Reuters Health Information (2010-11-23): Simple blood tests predict mortality following liver resection
Simple blood tests predict mortality following liver resection
Last Updated: 2010-11-23 13:35:26 -0400 (Reuters Health)
NEW YORK (Reuters Health) - A set of three simple preoperative tests may predict in-hospital death following hepatectomy, according to a study published in the November issue of Archives of Surgery.
Many previous studies have identified factors postoperatively that contribute to death after liver resection, the investigators say. However, their study has identified a set of tests done before surgery that predict mortality and can be used to decide who should -- and should not -- have the operation immediately.
"Our experience showed that preoperative liver function tests and coagulation as well as evaluation of liver capacity predict the mortality rate in patients requiring right-sided major or an extended major liver resection with extra-hepatic bile duct resection," lead author Dr. Elie Housseau-Oussoultzoglou at Hautepierre University Hospital in Strasburg, France told Reuters Health in an email. "All these biological parameters are easily available and measurable preoperatively in a simple blood sample."
Though the study found several pre-operative measures that were predictive of mortality, hepatic resections are extremely complicated procedures in a widely varying patient population. Considering the high mortality rate already established with these operations, it 's not surprising that a retrospective review would uncover a few significant measures, said Dr. William Jarnagin, chief of the Hepatopancreatobiliary Service at Memorial Sloan-Kettering Cancer Center in New York City.
"These are big operations and they're performed on patients with advanced cancers so there is a lot of morbidity," said Dr. Jarnagin, who was not involved in the study. "It's complicated to analyze (and) there are a lot of factors, so to pick one or two things, even though they might be significant, is not a simple thing at all."
Dr.
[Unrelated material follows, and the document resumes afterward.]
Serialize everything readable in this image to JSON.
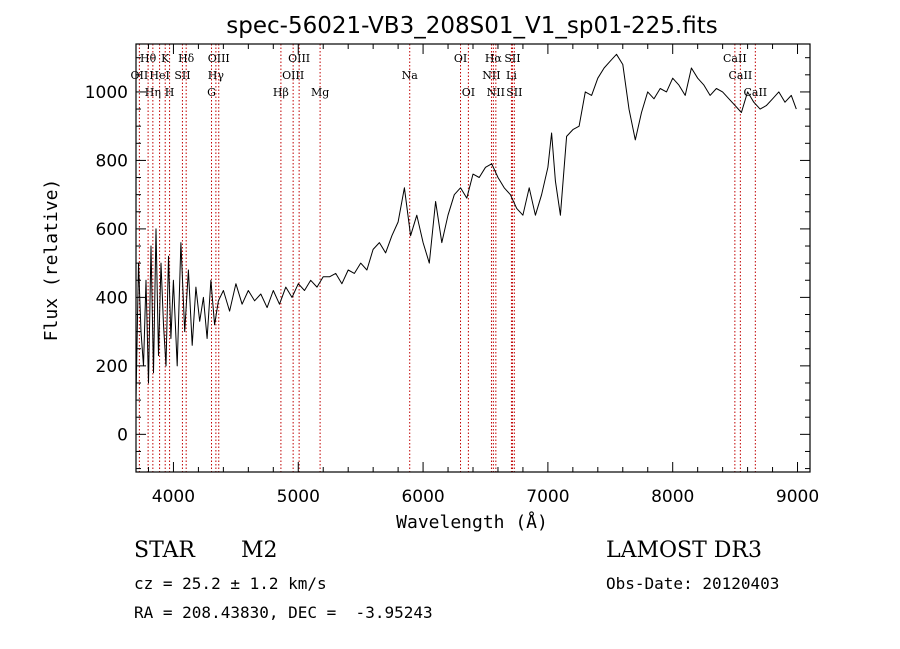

Jarnagin added that several of the pre-operative tests the authors suggest are already done on a routine basis by many clinicians.
The study retrospectively reviewed the preoperative evaluation of 67 patients without cirrhosis undergoing liver resection of at least four contiguous liver segments.
More than half of the patients (n=35) had co-morbidities prior to their operation, most commonly hypertension and cardiovascular disease.
The main outcome measure was postoperative mortality, which included intraoperative death, death within 90 days after surgery and in-hospital death.
In the series, all of the postoperative deaths (7%) were related to liver failure, which was mainly associated with the extent of liver resection and the inability of the liver to regenerate, the investigators report`.
On univariate analysis, five factors were associated with higher postoperative mortality: serum alanine aminotransferase (ALT) level > 40 U/L, preoperative prothrombin (PT) ratio less than 70%, a preoperative indocyanine green retention rate at 15 minutes (ICGR-15) greater than 15%, preoperative biliary drainage, and extrahepatic bile duct resection.
Based on the results of their multivariate analysis, the authors propose that patients who have two or more risk factors based on ICGR-15, PT ratio, and ALT level should not have surgery. Surgery can proceed in patients with one risk factor, they suggest, although mortality rates will be higher than 5%.
"In patients with altered preoperative liver tests and function, the initially planned surgery should be postponed, until full recovery of the biological parameters," Dr. Elie Housseau-Oussoultzoglou said. "During this interval a palliative anti-tumoral therapy is administered to avoid disease progression.
"Considering the high expected risk of lethal liver failure it would be preferable to survive few months with a chronic disease instead (of dying) within a thirty-day hospital stay," Dr. Housseau-Oussoultzoglou added.